Quando as características citadas acima estão presentes, estamos diante de um adicto.

A maioria dos especialistas é enfática: coisas simples e corriqueiras como trabalho, sexo e comida são capazes de escravizar uma pessoa. Em certos casos, chegam a se tornar um vício tão irresistível e destrutivo quanto drogas ou bebidas, com direito inclusive à síndrome de abstinência.

A comilança, por exemplo, é o tipo de dependência que passa despercebida. Para os médicos, tal compulsão pode ser associada a 70% dos casos de obesidade, e a comida está para os bulímicos como a droga para os toxicômanos.

Além do excesso em comida, como já vimos nesta matéria, desde 1987 o desvio comportamental dos sexólatras é reconhecido pela Associação Americana de Psiquiatria como enfermidade e não perversão.

Mais: recentemente, o psicólogo italiano Daniele Pauletto divulgou uma tese revolucionária relacionada a um vício que aterroriza pais e mães em todo o mundo: a videomania. Ele garante que videogames, apesar da aparência inocente, podem ter efeitos nefastos, como a síndrome batizada de vídeo-hiperestesia — ou seja, extrema sensibilidade aos estímulos do vídeo —, que leva frequentemente os fanáticos por ganes a perder o contato com a realidade e entrar numa espécie de estado hipnótico. Um estudo da Universidade Harvard (EUA) chegou à conclusão de que os videogames, além do incentivo à violência, limitam a imaginação.

Mas, como sempre pontuamos, o perigo está no excesso.

Amenizar a dureza da vida nas compras não chega a ser anormal, desde que não vire um hábito irrefreável, como já mostramos aqui. Para os psicólogos, consumidores incontroláveis só diferem dos cleptomaníacos pelo fato de que estes não passam pelo caixa da loja, simplesmente furtam os objetos. São todos enfermos. Como também muitos dos trabalhadores workaholics — neologismo inglês que une as palavras work (trabalho) e alcoholic (alcoólatra). Eles odeiam férias, levam serviço para casa e se esquecem da família.

Não existe um consenso quando se trata de explicar por que as pessoas se apegam a uma atividade a ponto de se tornarem viciadas. Enquanto os psicanalistas procuram a causa na infância, os psicólogos falam em falta de autocontrole. Mas todos concordam que são as atividades prazerosas que ensejam a dependência e, por isso, os bioquímicos acreditam que a culpa é da endorfina, um hormônio segregado no tecido cerebral capaz de gerar efeitos euforizantes parecidos com os das drogas.

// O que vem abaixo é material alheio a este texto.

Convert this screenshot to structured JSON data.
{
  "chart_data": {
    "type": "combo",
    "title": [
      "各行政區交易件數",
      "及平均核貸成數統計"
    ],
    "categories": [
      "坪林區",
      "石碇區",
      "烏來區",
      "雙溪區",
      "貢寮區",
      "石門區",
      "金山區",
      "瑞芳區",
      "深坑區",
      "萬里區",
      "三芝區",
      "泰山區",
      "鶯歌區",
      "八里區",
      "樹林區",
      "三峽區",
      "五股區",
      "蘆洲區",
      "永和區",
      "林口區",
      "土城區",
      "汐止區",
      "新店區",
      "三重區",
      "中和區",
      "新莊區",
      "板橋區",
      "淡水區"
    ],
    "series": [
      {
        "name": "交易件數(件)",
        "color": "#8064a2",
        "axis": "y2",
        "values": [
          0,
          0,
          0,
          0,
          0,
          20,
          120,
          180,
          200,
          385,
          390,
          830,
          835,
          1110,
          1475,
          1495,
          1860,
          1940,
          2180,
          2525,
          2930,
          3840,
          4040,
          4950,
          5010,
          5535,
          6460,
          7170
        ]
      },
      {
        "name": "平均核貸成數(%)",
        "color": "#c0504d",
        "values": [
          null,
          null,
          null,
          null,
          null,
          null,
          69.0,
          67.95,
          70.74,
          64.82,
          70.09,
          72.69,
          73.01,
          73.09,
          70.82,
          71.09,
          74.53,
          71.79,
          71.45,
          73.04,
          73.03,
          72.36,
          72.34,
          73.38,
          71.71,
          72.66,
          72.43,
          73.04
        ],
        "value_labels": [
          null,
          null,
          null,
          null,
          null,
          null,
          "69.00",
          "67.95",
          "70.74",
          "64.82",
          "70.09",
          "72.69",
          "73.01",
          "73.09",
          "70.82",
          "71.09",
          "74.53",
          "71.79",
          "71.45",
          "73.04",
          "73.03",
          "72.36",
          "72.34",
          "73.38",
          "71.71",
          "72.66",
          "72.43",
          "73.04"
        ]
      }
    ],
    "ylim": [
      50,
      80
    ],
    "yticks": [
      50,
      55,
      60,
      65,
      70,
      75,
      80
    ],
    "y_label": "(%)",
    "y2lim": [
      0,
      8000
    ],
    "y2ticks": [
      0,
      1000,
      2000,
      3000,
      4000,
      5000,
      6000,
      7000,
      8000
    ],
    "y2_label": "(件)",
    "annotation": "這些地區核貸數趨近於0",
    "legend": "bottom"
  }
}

Outra unanimidade é que os que sofrem com tais enfermidades só procuram ajuda médica quando já é tarde e quase sempre são os familiares que tomam a iniciativa de buscar tratamento. Mas mesmo eles demoram a descobrir, já que toda espécie de adicto é um bom dissimulador (aproveite e confira as seis mentiras que os adictos contam).

O fato é que, embora suas drogas não sejam tóxicas, as pessoas que comem demais, fazem muito sexo, jogam demais, trabalham sem parar, roubam sem motivo ou compram compulsivamente, sofrem de síndromes de abstinência parecidas com as dos toxicômanos: depressão, angústia ou mesmo dores físicas. Terapia ou tratamentos farmacológicos são algumas das alternativas de ajuda para quem sofre destas distorções comportamentais.

Se os objetivos terapêuticos variam – para alguns, como os cleptomaníacos, se busca a abstinência total, para outros apenas um autocontrole maior –, o passo fundamental, porém, será sempre o desejo da própria vítima de se curar.